Собирая материал для книги «Манипуляция сознанием», я прочитал много текстов, посвященных «западному страху», которых у нас и не знали. Итог становлению «страха Лютера» подвел датский философ С. Кьеркегор в трилогии «Страх и трепет» (1843), «Понятие страха» (1844) и «Болезнь к смерти» (1849). Здесь страх предстает как основополагающее условие возникновения индивидуума и обретения им свободы. Потом волну страха подняло Просвещение. Потом Ницше и страх перед «Войной миров». Потом — перед холодной войной. Опрос в США: «Ожидаете ли вы войну в течение ближайших 25 лет?» В конце 1945 г. утвердительный ответ дали 32 % опрошенных, в 1946 г. — уже 41 %, а еще через год — 63 %. Далее — «Ядерный страх», по структуре, как страх перед чумой в XIV веке. В начале 50-х годов эксперты считали, что главную опасность для США составляют уже не сами атомные и водородные бомбы СССР как средства разрушения, а та паника, которая возникла бы в случае войны.

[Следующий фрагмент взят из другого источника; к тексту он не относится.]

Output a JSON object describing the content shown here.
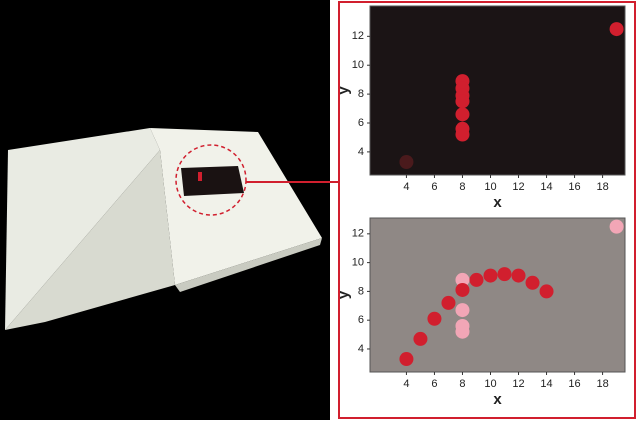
{
  "chart_data": [
    {
      "type": "scatter",
      "xlabel": "x",
      "ylabel": "y",
      "background": "#1b1415",
      "xlim": [
        1.4,
        19.6
      ],
      "ylim": [
        2.4,
        14.1
      ],
      "xticks": [
        4,
        6,
        8,
        10,
        12,
        14,
        16,
        18
      ],
      "yticks": [
        4,
        6,
        8,
        10,
        12
      ],
      "series": [
        {
          "color": "#d11f2e",
          "x": [
            8,
            8,
            8,
            8,
            8,
            8,
            8,
            19
          ],
          "y": [
            8.9,
            8.4,
            7.9,
            7.5,
            6.6,
            5.6,
            5.2,
            12.5
          ]
        },
        {
          "color": "#4a1a1c",
          "x": [
            4
          ],
          "y": [
            3.3
          ]
        }
      ]
    },
    {
      "type": "scatter",
      "xlabel": "x",
      "ylabel": "y",
      "background": "#8f8885",
      "xlim": [
        1.4,
        19.6
      ],
      "ylim": [
        2.4,
        13.1
      ],
      "xticks": [
        4,
        6,
        8,
        10,
        12,
        14,
        16,
        18
      ],
      "yticks": [
        4,
        6,
        8,
        10,
        12
      ],
      "series": [
        {
          "color": "#f2a6b6",
          "x": [
            8,
            8,
            8,
            8,
            19
          ],
          "y": [
            8.8,
            6.7,
            5.6,
            5.2,
            12.5
          ]
        },
        {
          "color": "#d11f2e",
          "x": [
            4,
            5,
            6,
            7,
            8,
            9,
            10,
            11,
            12,
            13,
            14
          ],
          "y": [
            3.3,
            4.7,
            6.1,
            7.2,
            8.1,
            8.8,
            9.1,
            9.2,
            9.1,
            8.6,
            8.0
          ]
        }
      ]
    }
  ]
}
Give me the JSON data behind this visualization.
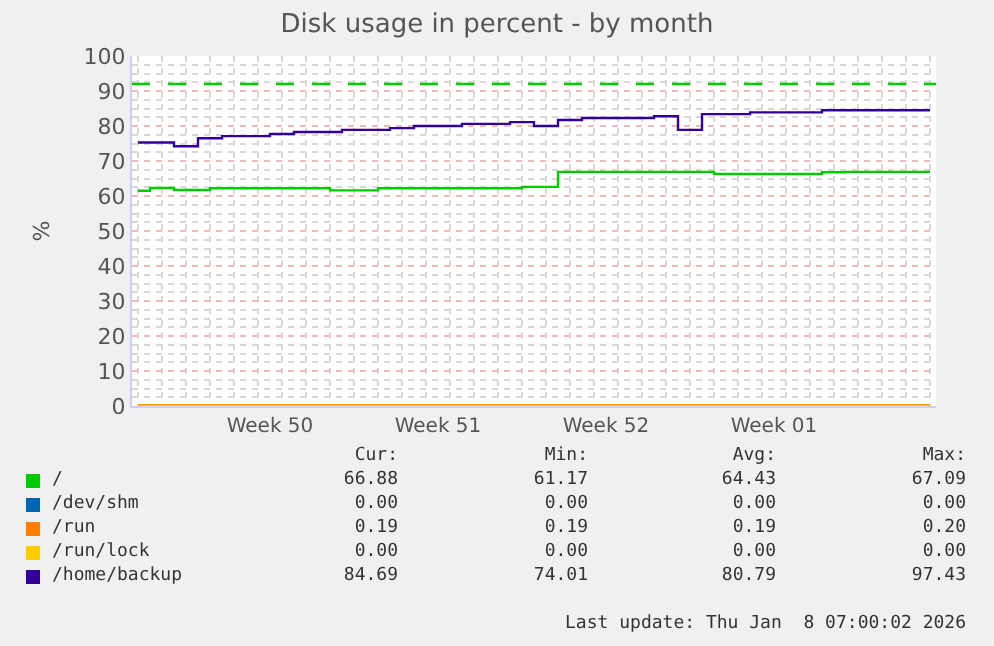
{
  "chart_data": {
    "type": "step",
    "title": "Disk usage in percent - by month",
    "ylabel": "%",
    "categories": [
      null,
      null,
      null,
      null,
      null,
      null,
      null,
      null,
      null,
      null,
      null,
      "Week 50",
      null,
      null,
      null,
      null,
      null,
      null,
      null,
      null,
      null,
      null,
      null,
      null,
      null,
      "Week 51",
      null,
      null,
      null,
      null,
      null,
      null,
      null,
      null,
      null,
      null,
      null,
      null,
      null,
      "Week 52",
      null,
      null,
      null,
      null,
      null,
      null,
      null,
      null,
      null,
      null,
      null,
      null,
      null,
      "Week 01",
      null,
      null,
      null,
      null,
      null,
      null,
      null,
      null,
      null,
      null,
      null,
      null,
      null
    ],
    "ylim": [
      0,
      100
    ],
    "yticks": [
      0,
      10,
      20,
      30,
      40,
      50,
      60,
      70,
      80,
      90,
      100
    ],
    "grid": true,
    "legend": "bottom",
    "marker": "none",
    "line_style": "solid",
    "ref_lines": [
      {
        "axis": "y",
        "value": 92,
        "color": "#00cc00",
        "line_style": "dashed"
      }
    ],
    "series": [
      {
        "name": "/",
        "color": "#00cc00",
        "values": [
          61.5,
          62.3,
          62.3,
          61.7,
          61.7,
          61.7,
          62.2,
          62.2,
          62.2,
          62.2,
          62.2,
          62.2,
          62.2,
          62.2,
          62.2,
          62.2,
          61.6,
          61.6,
          61.6,
          61.6,
          62.2,
          62.2,
          62.2,
          62.2,
          62.2,
          62.2,
          62.2,
          62.2,
          62.2,
          62.2,
          62.2,
          62.2,
          62.6,
          62.6,
          62.6,
          66.9,
          66.9,
          66.9,
          66.9,
          66.9,
          66.9,
          66.9,
          66.9,
          66.9,
          66.9,
          66.9,
          66.9,
          66.9,
          66.3,
          66.3,
          66.3,
          66.3,
          66.3,
          66.3,
          66.3,
          66.3,
          66.3,
          66.8,
          66.8,
          66.9,
          66.9,
          66.9,
          66.9,
          66.9,
          66.9,
          66.9,
          66.9
        ]
      },
      {
        "name": "/dev/shm",
        "color": "#0066b3",
        "values": [
          null,
          null,
          null,
          null,
          null,
          null,
          null,
          null,
          null,
          null,
          null,
          null,
          null,
          null,
          null,
          null,
          null,
          null,
          null,
          null,
          null,
          null,
          null,
          null,
          null,
          null,
          null,
          null,
          null,
          null,
          null,
          null,
          null,
          null,
          null,
          null,
          null,
          null,
          null,
          null,
          null,
          null,
          null,
          null,
          null,
          null,
          null,
          null,
          null,
          null,
          null,
          null,
          null,
          null,
          null,
          null,
          null,
          null,
          null,
          null,
          null,
          null,
          null,
          null,
          null,
          null,
          null
        ]
      },
      {
        "name": "/run",
        "color": "#ff8000",
        "values": [
          0.2,
          0.2,
          0.2,
          0.2,
          0.2,
          0.2,
          0.2,
          0.2,
          0.2,
          0.2,
          0.2,
          0.2,
          0.2,
          0.2,
          0.2,
          0.2,
          0.2,
          0.2,
          0.2,
          0.2,
          0.2,
          0.2,
          0.2,
          0.2,
          0.2,
          0.2,
          0.2,
          0.2,
          0.2,
          0.2,
          0.2,
          0.2,
          0.2,
          0.2,
          0.2,
          0.2,
          0.2,
          0.2,
          0.2,
          0.2,
          0.2,
          0.2,
          0.2,
          0.2,
          0.2,
          0.2,
          0.2,
          0.2,
          0.2,
          0.2,
          0.2,
          0.2,
          0.2,
          0.2,
          0.2,
          0.2,
          0.2,
          0.2,
          0.2,
          0.2,
          0.2,
          0.2,
          0.2,
          0.2,
          0.2,
          0.2,
          0.2
        ]
      },
      {
        "name": "/run/lock",
        "color": "#ffcc00",
        "values": [
          0,
          0,
          0,
          0,
          0,
          0,
          0,
          0,
          0,
          0,
          0,
          0,
          0,
          0,
          0,
          0,
          0,
          0,
          0,
          0,
          0,
          0,
          0,
          0,
          0,
          0,
          0,
          0,
          0,
          0,
          0,
          0,
          0,
          0,
          0,
          0,
          0,
          0,
          0,
          0,
          0,
          0,
          0,
          0,
          0,
          0,
          0,
          0,
          0,
          0,
          0,
          0,
          0,
          0,
          0,
          0,
          0,
          0,
          0,
          0,
          0,
          0,
          0,
          0,
          0,
          0,
          0
        ]
      },
      {
        "name": "/home/backup",
        "color": "#330099",
        "values": [
          75.3,
          75.3,
          75.3,
          74.2,
          74.2,
          76.5,
          76.5,
          77.1,
          77.1,
          77.1,
          77.1,
          77.7,
          77.7,
          78.3,
          78.3,
          78.3,
          78.3,
          78.9,
          78.9,
          78.9,
          78.9,
          79.4,
          79.4,
          80.0,
          80.0,
          80.0,
          80.0,
          80.6,
          80.6,
          80.6,
          80.6,
          81.1,
          81.1,
          80.0,
          80.0,
          81.7,
          81.7,
          82.3,
          82.3,
          82.3,
          82.3,
          82.3,
          82.3,
          82.8,
          82.8,
          78.9,
          78.9,
          83.4,
          83.4,
          83.4,
          83.4,
          83.9,
          83.9,
          83.9,
          83.9,
          83.9,
          83.9,
          84.5,
          84.5,
          84.5,
          84.5,
          84.5,
          84.5,
          84.5,
          84.5,
          84.5,
          84.5
        ]
      }
    ],
    "annotations": [
      "Cur:",
      "Min:",
      "Avg:",
      "Max:",
      "66.88",
      "61.17",
      "64.43",
      "67.09",
      "0.00",
      "0.00",
      "0.00",
      "0.00",
      "0.19",
      "0.19",
      "0.19",
      "0.20",
      "0.00",
      "0.00",
      "0.00",
      "0.00",
      "84.69",
      "74.01",
      "80.79",
      "97.43",
      "Last update: Thu Jan  8 07:00:02 2026"
    ]
  }
}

Ученые столкнулись с явлением, затронувшим глубинные слои психики, так что отсутствовали привычные корреляции с социальным положением, уровнем образования или осведомленностью о реальной опасности. Особенно уязвимой оказалась психика молодежи. Больше всего психологов обеспокоил тот факт, что к концу 60-х годов это «оцепенение» охватило и тех, кто по долгу службы был обязан сохранять реалистичное отношение к проблеме — военных и политических деятелей, а затем и самих исследователей «ядерного страха». В 70-х годах положение ухудшилось, так как психологи установили, что и персонал атомных станций подпал под воздействие «ядерного страха».